Es la dueña del auto bajo la lupa y la tercera pieza en la trama de encubrimiento que investiga la Justicia.
Soledad Andreani es la tercera persona detenida por el femicidio de Agostina Vega, de 14 años. Está acusada de encubrimiento agravado, al igual que Osvaldo Fassetta, el segundo detenido. Los investigadores la consideran fundamental en la logística posterior al crimen, supuestamente para eliminar evidencia y asegurar la impunidad del principal acusado, Claudio Barrelier.
Andreani tiene una conexión significativa con Barrelier, ya que se la señala como la dueña o usuaria habitual de un Ford Ka negro, que está retenido como prueba esencial.
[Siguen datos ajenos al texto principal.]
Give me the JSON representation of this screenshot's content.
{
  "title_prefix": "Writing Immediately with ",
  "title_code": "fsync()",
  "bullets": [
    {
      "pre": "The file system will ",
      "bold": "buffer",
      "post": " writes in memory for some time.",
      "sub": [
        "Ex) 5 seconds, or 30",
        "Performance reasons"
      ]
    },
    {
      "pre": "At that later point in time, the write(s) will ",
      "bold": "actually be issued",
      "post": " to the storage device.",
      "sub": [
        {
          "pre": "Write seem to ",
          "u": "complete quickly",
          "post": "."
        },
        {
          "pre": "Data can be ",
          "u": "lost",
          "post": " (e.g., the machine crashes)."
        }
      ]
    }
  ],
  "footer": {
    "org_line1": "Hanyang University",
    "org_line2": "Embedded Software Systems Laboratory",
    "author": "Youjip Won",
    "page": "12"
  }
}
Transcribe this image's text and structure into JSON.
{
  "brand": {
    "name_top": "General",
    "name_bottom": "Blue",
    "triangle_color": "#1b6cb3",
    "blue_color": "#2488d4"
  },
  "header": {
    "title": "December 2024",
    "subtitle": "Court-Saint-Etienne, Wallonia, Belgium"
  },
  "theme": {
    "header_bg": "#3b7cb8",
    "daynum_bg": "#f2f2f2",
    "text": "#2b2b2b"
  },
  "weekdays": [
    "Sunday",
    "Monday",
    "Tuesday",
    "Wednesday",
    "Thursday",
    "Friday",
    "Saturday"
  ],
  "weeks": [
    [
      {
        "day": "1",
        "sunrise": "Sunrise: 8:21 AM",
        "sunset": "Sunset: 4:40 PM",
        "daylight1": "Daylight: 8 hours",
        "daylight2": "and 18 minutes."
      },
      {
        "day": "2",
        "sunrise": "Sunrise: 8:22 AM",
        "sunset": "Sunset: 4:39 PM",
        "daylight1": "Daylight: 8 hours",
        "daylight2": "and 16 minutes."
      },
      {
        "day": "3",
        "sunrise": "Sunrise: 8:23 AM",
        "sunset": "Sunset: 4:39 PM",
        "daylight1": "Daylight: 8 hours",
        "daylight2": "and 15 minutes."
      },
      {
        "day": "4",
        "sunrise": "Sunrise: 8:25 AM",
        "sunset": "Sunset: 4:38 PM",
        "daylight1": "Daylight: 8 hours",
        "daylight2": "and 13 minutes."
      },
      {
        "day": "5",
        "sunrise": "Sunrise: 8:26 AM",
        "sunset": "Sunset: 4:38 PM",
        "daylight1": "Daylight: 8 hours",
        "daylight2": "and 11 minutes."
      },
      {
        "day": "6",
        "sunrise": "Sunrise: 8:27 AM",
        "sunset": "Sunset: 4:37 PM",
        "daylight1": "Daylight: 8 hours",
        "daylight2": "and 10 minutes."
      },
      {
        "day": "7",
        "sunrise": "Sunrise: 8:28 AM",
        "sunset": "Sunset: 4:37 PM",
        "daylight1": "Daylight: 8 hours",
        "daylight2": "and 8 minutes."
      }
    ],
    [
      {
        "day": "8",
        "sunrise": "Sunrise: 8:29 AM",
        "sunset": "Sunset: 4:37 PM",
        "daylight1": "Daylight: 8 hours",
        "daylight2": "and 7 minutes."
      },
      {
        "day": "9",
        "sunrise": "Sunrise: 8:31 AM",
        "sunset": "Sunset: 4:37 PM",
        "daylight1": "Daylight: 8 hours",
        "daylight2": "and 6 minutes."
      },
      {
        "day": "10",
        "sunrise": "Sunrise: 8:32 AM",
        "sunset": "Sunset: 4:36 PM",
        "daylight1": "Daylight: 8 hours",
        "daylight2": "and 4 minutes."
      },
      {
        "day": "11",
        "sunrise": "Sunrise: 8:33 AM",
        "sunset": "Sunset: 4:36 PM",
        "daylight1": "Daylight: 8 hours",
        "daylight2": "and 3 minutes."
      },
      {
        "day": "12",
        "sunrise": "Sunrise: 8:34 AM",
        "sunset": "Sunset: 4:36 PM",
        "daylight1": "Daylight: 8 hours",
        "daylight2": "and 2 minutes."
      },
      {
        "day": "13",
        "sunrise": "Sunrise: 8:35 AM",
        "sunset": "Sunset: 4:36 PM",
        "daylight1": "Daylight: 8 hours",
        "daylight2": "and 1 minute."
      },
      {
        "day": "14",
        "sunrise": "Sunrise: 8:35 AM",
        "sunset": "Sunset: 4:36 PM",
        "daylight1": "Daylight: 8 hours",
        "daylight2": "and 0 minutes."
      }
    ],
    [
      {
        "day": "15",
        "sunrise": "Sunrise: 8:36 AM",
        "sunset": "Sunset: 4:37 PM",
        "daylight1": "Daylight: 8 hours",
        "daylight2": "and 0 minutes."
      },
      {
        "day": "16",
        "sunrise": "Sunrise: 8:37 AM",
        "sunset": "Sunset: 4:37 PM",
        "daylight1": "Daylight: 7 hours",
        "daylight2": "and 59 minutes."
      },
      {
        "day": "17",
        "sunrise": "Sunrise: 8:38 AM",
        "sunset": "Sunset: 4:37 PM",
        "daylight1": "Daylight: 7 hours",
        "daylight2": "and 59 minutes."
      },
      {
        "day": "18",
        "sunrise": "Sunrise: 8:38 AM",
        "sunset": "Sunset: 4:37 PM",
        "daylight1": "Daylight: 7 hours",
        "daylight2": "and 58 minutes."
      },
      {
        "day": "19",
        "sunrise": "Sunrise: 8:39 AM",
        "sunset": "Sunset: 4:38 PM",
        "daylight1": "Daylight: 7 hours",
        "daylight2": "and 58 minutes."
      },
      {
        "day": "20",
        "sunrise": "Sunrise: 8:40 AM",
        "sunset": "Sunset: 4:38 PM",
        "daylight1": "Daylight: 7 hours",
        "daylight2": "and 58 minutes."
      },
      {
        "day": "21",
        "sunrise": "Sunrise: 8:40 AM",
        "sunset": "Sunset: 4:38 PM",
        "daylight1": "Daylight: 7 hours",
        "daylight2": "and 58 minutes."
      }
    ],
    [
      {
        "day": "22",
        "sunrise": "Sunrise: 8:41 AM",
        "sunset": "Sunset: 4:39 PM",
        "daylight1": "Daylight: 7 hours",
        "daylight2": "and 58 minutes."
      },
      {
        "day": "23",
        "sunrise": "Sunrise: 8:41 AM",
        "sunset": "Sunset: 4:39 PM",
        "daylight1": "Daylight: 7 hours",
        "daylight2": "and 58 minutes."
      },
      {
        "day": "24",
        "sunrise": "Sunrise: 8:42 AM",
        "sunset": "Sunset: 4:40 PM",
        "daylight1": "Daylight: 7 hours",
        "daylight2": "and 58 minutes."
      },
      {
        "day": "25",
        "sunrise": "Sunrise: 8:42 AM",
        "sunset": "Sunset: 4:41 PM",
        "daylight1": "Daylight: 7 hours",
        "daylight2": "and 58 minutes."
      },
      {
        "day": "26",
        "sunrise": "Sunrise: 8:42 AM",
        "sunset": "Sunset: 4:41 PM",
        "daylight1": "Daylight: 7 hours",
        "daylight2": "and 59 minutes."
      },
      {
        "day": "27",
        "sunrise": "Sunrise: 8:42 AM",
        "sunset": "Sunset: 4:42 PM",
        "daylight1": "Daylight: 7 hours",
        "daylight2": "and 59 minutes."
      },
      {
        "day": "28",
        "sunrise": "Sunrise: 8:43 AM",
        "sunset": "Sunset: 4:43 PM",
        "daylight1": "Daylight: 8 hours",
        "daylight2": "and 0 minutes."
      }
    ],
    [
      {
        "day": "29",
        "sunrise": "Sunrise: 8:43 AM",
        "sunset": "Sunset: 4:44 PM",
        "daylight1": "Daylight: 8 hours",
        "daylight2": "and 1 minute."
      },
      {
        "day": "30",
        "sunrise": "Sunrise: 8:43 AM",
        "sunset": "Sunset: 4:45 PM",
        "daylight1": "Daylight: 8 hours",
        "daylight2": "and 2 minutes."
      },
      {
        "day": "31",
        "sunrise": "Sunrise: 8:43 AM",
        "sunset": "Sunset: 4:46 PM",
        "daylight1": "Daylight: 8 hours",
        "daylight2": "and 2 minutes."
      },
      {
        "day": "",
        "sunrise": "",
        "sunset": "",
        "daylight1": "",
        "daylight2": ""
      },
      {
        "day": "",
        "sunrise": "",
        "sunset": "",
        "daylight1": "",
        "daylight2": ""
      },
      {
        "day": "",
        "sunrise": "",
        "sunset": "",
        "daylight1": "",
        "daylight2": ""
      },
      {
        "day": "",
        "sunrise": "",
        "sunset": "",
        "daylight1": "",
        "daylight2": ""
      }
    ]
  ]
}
Se sospecha que este auto fue utilizado para trasladar los restos de la adolescente desde la casa de Barrelier hasta un descampado en barrio Ampliación Ferreyra, donde fueron encontrados tras búsquedas exhaustivas. Antes de que se llevaran a cabo pruebas científicas con luminol, se dio la orden de limpiar a fondo el vehículo para borrar material genético, en lo que Andreani habría participado directamente.
Andreani también tenía un papel oscuro en un establecimiento nocturno llamado Wachitas Bar. Testigos, incluidos ex-empleados, la describen como una figura manipuladora que controlaba el lugar, donde gestionaba un sistema de servicios sexuales y se quedaba con el 50% de las ganancias. Además, se sospecha que estuvo involucrada en actividades relacionadas con drogas y la presencia de menores.
La estrategia judicial para el 19 de junio implica que Andreani será llamada a declarar como imputada por encubrimiento. Se espera que se niegue a declarar, como lo hicieron Barrelier y Fassetta en el pasado, utilizando su derecho a no incriminarse. Su defensa buscará acceder a las pruebas del caso antes de que ella hable con el fiscal, ya que el expediente ha estado bajo secreto.